Wednesday, April 16, 2008

Businessman indicted in fatal shooting

A Gainesville businessman accused of fatally shooting an employee in a dispute over payment was indicted for first-degree murder Monday, according to the State Attorney's Office.

In addition to the murder indictment, an Alachua County Grand Jury indicted Corey B. Pryor for possession of a firearm by a convicted felon, possession of a firearm by a violent career criminal and five counts of tampering with evidence, according to State Attorney Bill Cervone.

The murder charge could carry the death penalty or life imprisonment, depending on how the State Attorney's Office moves forward."I have not made a decision on that yet. It is under consideration," Cervone said of seeking the death penalty.

Pryor, 38, shot and killed Vearl Ingram, 51, on March 18 during an argument with Ingram, according to a Gainesville Police Department report. Ingram was an employee at Corey's Tree Service and Stump Removal, which was operated by Pryor.

Pryor held a semi-automatic handgun in the parking lot of Madison Pointe Apartments, 2701 NW 23rd Blvd., and ordered Ingram to get on the ground, according to police. Ingram threw a beer bottle at Pryor, and the two struggled over the gun before Pryor discharged the firearm three to five times, police say.

"The victim fell to the ground, bleeding profusely near the storm sewer grate, in the parking lot," a witness told the police two days after the incident.

The witness, 19-year-old Eric Woliver, talked to police two days after Ingram's killing, police said. He told police that he was initially fearful about coming forward, and did so only after he spoke with family, friends and attorneys.

At the time of the murder, Pryor was on state parole after being released from prison in April 2006 following a 1998 sentence on charges including aggravated assault, according to the Florida Department of Corrections. He has a prior criminal history of 33 felony charges and 10 felony convictions, according to police.

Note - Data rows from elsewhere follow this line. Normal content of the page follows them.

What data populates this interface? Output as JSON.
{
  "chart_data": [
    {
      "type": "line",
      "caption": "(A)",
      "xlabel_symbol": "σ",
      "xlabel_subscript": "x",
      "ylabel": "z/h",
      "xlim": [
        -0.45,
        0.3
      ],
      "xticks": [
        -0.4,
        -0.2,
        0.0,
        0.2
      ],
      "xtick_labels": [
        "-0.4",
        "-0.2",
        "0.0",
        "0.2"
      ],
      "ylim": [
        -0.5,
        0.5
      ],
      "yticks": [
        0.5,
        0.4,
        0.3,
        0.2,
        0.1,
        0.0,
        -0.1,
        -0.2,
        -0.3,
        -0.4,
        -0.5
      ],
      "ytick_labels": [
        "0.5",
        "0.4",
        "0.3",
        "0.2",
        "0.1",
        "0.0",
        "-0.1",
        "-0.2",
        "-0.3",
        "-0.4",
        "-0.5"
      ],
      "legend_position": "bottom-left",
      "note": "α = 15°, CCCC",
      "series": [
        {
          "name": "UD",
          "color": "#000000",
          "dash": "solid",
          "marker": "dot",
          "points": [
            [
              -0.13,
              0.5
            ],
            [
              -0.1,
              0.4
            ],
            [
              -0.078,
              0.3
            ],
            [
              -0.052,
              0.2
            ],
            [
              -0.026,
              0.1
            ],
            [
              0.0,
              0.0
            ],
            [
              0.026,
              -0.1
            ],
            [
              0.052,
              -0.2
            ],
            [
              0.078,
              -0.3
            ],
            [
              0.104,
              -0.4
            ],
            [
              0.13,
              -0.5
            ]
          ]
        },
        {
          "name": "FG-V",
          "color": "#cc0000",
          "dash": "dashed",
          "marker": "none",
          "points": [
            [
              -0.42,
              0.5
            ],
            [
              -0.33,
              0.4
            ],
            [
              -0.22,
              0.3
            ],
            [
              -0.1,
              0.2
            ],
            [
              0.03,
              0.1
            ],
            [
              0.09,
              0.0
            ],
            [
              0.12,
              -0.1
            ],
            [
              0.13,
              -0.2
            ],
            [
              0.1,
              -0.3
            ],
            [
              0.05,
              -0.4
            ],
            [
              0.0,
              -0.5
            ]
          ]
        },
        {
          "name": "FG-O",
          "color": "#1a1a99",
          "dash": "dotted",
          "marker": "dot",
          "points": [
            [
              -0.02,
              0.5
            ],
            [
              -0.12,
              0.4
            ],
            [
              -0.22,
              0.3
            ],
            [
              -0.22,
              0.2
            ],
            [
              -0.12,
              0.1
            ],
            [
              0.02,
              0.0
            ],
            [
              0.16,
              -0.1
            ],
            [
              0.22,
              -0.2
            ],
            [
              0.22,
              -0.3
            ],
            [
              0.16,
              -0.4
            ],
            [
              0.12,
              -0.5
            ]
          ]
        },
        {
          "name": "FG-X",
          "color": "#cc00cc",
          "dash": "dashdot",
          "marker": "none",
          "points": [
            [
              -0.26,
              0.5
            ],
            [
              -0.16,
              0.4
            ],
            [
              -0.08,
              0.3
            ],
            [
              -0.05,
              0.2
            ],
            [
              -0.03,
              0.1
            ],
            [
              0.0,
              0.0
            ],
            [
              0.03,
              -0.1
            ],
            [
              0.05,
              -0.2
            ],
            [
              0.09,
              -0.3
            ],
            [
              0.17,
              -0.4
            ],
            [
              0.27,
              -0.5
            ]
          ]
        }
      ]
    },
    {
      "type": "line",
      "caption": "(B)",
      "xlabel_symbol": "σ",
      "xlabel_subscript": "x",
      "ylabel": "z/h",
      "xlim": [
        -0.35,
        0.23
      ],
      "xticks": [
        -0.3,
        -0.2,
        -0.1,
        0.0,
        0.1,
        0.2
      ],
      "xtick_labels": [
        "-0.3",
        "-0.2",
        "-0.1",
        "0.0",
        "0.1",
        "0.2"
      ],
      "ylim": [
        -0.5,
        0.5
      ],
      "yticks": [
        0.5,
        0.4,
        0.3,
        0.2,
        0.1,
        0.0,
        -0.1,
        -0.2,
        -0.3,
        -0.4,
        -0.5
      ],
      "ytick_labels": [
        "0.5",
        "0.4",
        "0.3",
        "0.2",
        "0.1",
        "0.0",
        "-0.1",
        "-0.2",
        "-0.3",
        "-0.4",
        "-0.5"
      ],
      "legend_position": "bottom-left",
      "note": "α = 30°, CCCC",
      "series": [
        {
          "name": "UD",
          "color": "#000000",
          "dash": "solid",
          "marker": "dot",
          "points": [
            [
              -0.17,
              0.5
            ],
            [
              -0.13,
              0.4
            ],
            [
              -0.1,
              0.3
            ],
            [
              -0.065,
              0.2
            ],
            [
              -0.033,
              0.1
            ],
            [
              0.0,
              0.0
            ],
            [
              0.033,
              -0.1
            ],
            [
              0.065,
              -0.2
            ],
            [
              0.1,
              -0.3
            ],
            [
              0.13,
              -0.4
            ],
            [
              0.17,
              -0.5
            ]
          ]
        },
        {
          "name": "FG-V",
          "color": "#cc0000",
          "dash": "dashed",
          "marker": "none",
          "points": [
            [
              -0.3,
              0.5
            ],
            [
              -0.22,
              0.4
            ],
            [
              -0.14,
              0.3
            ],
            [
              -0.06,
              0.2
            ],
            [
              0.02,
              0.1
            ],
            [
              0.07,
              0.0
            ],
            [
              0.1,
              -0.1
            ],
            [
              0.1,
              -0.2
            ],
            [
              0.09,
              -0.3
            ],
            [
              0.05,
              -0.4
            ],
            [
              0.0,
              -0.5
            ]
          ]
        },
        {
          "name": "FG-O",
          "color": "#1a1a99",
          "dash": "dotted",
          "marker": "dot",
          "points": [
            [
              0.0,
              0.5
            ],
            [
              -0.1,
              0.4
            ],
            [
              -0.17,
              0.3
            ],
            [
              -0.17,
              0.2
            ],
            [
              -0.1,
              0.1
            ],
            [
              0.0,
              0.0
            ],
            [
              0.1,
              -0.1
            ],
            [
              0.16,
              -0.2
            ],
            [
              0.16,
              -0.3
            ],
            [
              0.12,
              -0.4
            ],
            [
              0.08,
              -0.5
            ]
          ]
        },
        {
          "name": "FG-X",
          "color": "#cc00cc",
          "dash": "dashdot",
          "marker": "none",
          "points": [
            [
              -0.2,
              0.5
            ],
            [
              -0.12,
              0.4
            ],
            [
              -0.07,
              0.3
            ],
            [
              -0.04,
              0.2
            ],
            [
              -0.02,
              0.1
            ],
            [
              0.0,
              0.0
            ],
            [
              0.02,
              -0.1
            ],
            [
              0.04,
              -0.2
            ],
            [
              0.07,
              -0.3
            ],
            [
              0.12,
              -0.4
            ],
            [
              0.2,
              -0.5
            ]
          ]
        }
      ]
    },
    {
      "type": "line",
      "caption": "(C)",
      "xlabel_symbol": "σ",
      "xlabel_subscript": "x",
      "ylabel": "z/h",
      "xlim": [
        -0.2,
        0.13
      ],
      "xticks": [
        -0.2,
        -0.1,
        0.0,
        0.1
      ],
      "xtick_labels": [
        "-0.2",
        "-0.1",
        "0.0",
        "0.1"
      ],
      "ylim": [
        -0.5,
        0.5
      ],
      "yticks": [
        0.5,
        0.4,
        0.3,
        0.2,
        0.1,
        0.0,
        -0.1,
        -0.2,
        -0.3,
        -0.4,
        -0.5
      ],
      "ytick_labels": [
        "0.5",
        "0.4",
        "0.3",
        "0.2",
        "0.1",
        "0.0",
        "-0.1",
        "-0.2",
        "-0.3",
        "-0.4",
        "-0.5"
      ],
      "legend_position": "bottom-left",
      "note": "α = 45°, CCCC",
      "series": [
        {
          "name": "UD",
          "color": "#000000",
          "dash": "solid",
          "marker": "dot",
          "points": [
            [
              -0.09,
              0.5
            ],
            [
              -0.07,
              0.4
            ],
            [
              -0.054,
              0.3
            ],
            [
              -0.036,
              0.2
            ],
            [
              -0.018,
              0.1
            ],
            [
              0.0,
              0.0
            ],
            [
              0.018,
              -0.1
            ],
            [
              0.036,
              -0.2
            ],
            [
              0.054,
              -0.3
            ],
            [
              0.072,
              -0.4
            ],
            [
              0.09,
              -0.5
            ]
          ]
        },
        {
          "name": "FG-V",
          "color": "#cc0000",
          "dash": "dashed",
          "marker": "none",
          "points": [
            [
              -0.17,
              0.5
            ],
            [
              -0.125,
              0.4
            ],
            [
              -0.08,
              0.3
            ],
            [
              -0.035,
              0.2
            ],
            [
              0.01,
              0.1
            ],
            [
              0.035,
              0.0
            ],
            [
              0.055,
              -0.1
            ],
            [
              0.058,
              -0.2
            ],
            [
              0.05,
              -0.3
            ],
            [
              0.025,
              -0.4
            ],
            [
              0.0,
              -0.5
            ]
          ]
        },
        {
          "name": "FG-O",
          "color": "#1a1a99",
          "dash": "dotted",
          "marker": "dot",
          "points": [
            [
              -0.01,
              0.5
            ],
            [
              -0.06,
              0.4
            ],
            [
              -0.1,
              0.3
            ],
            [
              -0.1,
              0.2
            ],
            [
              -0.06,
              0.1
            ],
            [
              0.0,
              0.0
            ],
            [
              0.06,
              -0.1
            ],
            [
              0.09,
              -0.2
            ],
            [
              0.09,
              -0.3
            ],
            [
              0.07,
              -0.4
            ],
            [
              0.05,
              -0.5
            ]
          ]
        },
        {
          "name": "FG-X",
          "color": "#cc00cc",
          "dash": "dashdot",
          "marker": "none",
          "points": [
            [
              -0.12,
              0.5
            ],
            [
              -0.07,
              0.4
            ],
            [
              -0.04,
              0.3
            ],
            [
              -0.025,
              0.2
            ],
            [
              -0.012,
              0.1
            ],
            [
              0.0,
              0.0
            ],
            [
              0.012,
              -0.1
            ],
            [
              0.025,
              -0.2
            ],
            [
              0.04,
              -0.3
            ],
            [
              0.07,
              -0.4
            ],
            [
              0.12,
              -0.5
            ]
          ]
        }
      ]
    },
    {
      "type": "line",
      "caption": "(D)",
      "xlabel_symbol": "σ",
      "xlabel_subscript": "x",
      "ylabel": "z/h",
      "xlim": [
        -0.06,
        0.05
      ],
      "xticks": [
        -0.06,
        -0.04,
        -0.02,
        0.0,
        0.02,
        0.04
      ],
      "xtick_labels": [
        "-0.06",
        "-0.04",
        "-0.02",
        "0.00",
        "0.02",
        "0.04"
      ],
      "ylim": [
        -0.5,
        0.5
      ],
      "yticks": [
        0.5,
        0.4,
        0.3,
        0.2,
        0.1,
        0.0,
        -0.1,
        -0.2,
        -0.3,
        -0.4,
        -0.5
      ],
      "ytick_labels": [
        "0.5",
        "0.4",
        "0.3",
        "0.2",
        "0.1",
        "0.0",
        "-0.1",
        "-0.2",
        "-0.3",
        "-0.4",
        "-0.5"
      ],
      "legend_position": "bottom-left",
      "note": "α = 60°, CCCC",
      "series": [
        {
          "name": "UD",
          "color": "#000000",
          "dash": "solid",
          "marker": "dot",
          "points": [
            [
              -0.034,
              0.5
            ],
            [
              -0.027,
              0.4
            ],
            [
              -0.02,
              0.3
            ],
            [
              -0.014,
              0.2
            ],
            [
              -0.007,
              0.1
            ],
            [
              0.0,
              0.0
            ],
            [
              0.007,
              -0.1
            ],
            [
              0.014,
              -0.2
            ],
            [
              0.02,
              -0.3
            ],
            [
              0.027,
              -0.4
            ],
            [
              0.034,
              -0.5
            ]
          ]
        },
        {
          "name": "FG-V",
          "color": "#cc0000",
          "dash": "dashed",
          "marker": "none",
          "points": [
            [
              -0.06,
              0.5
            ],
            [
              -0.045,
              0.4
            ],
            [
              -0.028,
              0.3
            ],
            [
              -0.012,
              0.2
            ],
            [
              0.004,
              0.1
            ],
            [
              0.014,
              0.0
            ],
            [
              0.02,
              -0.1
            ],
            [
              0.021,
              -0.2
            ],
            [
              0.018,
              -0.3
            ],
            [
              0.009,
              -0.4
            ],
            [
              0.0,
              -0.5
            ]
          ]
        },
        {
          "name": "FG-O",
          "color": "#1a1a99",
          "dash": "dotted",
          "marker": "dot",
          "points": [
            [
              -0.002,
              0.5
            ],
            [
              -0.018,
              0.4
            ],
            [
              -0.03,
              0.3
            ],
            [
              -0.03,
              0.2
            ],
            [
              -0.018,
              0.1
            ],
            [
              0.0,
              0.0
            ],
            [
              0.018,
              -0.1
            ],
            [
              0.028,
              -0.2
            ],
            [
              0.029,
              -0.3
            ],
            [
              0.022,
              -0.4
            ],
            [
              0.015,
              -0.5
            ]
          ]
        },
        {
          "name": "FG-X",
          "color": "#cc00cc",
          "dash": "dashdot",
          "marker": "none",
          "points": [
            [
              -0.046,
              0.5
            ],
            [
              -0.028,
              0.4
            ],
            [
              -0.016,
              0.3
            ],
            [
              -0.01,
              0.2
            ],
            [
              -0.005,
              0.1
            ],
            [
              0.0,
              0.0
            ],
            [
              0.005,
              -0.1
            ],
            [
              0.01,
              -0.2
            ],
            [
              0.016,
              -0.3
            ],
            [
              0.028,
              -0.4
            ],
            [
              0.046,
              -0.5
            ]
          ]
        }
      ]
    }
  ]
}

Bruce Randal Davis, 43, is also charged in connection with the murder. Davis, who is charged as an accessory after the fact and tampering with evidence, helped Pryor move Ingram's body to a swampy isolated hunting camp in Levy County in order to conceal the body, Cervone said. Davis was an employee at the company.

After the killing, Davis went to the 2200 block of NW 9th Place, where the victim was hidden in a yard under some bushes, according to police. He helped Pryor place the victim on a tarp and transfer the body into the van, then drove with Pryor to Levy County between Bronson Creek and Otter Creek, police said.

"Davis said he believed the body would be dismembered by wild animals before it was discovered," a police report states.

To further conceal the evidence, Pryor removed Ingram's belt and shoes, police say. He threw them out of the window of the van as the two returned to Gainesville, the report states.

Davis, who was stopped by police while driving Pryor's truck, initially used to hide the body, toward Ocala National Forest, had been instructed by Pryor to burn the truck, Davis told police according to a report. After he was stopped by police, Davis led them to the body. Davis also gave police the man's wallet and bloody shirt that Davis said Pryor had asked him to get rid of, police say.

Pryor is being held without bond in Alachua County jail, and Davis is also in jail on a $50,000 bond.